Semantic pattern of an object point cloud is determined by its topological configuration of local geometries. Learning discriminative representations can be challenging due to large shape variations of point sets in local regions and incomplete surface in a global perspective, which can be made even more severe in the context of unsupervised domain adaptation (UDA). In specific, traditional 3D networks mainly focus on local geometric details and ignore the topological structure between local geometries, which greatly limits their cross-domain generalization. Recently, the transformer-based models have achieved impressive performance gain in a range of image-based tasks, benefiting from its strong generalization capability and scalability stemming from capturing long range correlation across local patches. Inspired by such successes of visual transformers, we propose a novel Relational Priors Distillation (RPD) method to extract relational priors from the well-trained transformers on massive images, which can significantly empower cross-domain representations with consistent topological priors of objects. To this end, we establish a parameter-frozen pre-trained transformer module shared between 2D teacher and 3D student models, complemented by an online knowledge distillation strategy for semantically regularizing the 3D student model. Furthermore, we introduce a novel self-supervised task centered on reconstructing masked point cloud patches using corresponding masked multi-view image features, thereby empowering the model with incorporating 3D geometric information. Experiments on the PointDA-10 and the Sim-to-Real datasets verify that the proposed method consistently achieves the state-of-the-art performance of UDA for point cloud classification. The source code of this work is available at https://github.com/zou-longkun/RPD.git.

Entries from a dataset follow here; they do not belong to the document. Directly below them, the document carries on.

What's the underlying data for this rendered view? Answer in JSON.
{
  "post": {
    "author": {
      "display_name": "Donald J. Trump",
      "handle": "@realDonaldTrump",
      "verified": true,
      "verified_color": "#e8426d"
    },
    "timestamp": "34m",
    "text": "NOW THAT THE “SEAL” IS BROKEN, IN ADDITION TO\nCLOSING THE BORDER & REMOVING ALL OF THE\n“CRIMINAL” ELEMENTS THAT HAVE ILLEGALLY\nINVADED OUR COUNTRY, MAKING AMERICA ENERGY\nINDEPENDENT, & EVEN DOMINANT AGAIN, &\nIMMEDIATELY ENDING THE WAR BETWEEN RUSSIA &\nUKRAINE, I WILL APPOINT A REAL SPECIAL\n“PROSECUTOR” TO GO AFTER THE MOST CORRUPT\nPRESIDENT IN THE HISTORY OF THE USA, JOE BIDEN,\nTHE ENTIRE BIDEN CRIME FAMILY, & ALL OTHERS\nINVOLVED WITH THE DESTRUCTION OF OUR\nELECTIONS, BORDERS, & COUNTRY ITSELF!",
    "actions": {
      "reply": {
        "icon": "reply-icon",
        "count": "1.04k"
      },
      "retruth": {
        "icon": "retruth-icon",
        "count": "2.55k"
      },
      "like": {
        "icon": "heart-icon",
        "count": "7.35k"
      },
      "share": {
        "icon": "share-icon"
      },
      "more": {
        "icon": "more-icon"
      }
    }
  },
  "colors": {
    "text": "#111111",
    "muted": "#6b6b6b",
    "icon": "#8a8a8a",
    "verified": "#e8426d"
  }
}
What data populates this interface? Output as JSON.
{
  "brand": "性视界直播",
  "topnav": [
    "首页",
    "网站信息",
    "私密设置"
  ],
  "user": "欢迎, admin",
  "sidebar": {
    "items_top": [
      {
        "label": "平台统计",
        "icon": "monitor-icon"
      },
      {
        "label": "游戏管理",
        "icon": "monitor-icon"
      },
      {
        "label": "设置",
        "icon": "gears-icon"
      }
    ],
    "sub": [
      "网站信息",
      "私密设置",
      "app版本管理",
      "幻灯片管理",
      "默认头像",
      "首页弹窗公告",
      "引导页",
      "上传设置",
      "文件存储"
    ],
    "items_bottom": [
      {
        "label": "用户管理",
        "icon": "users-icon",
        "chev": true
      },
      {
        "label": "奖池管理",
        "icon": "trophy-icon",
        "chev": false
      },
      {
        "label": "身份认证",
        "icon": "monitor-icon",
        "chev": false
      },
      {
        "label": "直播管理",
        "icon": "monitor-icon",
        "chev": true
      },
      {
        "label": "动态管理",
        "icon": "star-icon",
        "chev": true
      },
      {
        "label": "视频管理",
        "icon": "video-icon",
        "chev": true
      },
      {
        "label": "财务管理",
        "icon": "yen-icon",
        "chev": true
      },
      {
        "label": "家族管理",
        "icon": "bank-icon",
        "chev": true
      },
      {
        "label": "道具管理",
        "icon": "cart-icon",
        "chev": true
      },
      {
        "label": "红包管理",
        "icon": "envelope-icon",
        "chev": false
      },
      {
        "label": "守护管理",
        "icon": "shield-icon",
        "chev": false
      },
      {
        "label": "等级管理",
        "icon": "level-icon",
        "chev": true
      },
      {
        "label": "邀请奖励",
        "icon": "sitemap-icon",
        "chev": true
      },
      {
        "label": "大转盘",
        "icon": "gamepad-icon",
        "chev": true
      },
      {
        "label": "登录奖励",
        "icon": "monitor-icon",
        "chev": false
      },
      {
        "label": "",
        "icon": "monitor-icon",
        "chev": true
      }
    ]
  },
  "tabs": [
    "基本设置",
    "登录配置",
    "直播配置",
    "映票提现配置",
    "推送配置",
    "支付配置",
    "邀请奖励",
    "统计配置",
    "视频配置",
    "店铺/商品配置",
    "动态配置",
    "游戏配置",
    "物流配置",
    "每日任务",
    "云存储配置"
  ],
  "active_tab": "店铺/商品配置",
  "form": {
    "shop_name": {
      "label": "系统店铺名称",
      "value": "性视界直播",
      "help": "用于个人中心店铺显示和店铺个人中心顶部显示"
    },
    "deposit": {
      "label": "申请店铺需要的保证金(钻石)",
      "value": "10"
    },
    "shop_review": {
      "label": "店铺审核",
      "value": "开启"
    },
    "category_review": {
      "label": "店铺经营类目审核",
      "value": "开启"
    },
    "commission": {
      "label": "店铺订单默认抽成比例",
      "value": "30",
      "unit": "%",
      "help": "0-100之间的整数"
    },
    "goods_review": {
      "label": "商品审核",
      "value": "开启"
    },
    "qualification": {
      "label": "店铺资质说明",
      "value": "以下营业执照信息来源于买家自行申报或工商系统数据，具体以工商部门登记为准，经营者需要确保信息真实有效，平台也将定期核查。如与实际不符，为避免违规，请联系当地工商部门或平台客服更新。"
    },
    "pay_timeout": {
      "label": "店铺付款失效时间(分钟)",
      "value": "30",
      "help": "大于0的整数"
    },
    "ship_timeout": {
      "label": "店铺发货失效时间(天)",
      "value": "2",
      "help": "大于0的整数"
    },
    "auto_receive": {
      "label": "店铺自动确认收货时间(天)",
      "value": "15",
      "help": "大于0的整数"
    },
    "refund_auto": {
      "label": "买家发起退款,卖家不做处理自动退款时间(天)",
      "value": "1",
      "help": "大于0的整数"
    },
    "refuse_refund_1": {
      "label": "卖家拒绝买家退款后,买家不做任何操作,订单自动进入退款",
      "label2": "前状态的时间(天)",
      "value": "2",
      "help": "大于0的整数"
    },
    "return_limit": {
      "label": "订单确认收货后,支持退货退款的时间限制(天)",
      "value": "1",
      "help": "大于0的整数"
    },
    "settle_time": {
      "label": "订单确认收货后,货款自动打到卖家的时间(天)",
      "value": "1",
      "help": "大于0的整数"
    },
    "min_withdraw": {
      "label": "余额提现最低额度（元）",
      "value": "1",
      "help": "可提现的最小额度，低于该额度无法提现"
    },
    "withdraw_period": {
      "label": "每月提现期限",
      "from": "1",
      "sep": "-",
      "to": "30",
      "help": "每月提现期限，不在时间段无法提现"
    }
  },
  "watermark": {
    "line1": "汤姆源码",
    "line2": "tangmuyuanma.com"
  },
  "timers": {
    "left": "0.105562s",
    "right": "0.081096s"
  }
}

翻译：物体点云的语义模式由其局部几何结构的拓扑配置决定。由于局部区域点集形状变化大以及全局视角下表面不完整，学习判别性表示具有挑战性，这一挑战在无监督域适应（UDA）背景下更为严峻。具体而言，传统3D网络主要关注局部几何细节而忽略局部几何间的拓扑结构，这极大限制了其跨域泛化能力。近期，基于Transformer的模型凭借其捕获局部图像块间长程相关性的强大泛化能力与可扩展性，在一系列基于图像的任务中取得了显著性能提升。受视觉Transformer成功经验的启发，我们提出一种新颖的关系先验蒸馏（RPD）方法，从在大规模图像上预训练的Transformer中提取关系先验，从而通过物体一致的拓扑先验显著增强跨域表示能力。为此，我们构建了一个参数冻结的预训练Transformer模块，供2D教师模型与3D学生模型共享，并辅以在线知识蒸馏策略对3D学生模型进行语义正则化。此外，我们引入一项基于掩码点云块重建的新型自监督任务，利用对应的掩码多视角图像特征进行重建，从而使模型能够融合3D几何信息。在PointDA-10和Sim-to-Real数据集上的实验表明，所提方法在点云分类的UDA任务中持续取得最先进的性能。本工作的源代码公开于https://github.com/zou-longkun/RPD.git。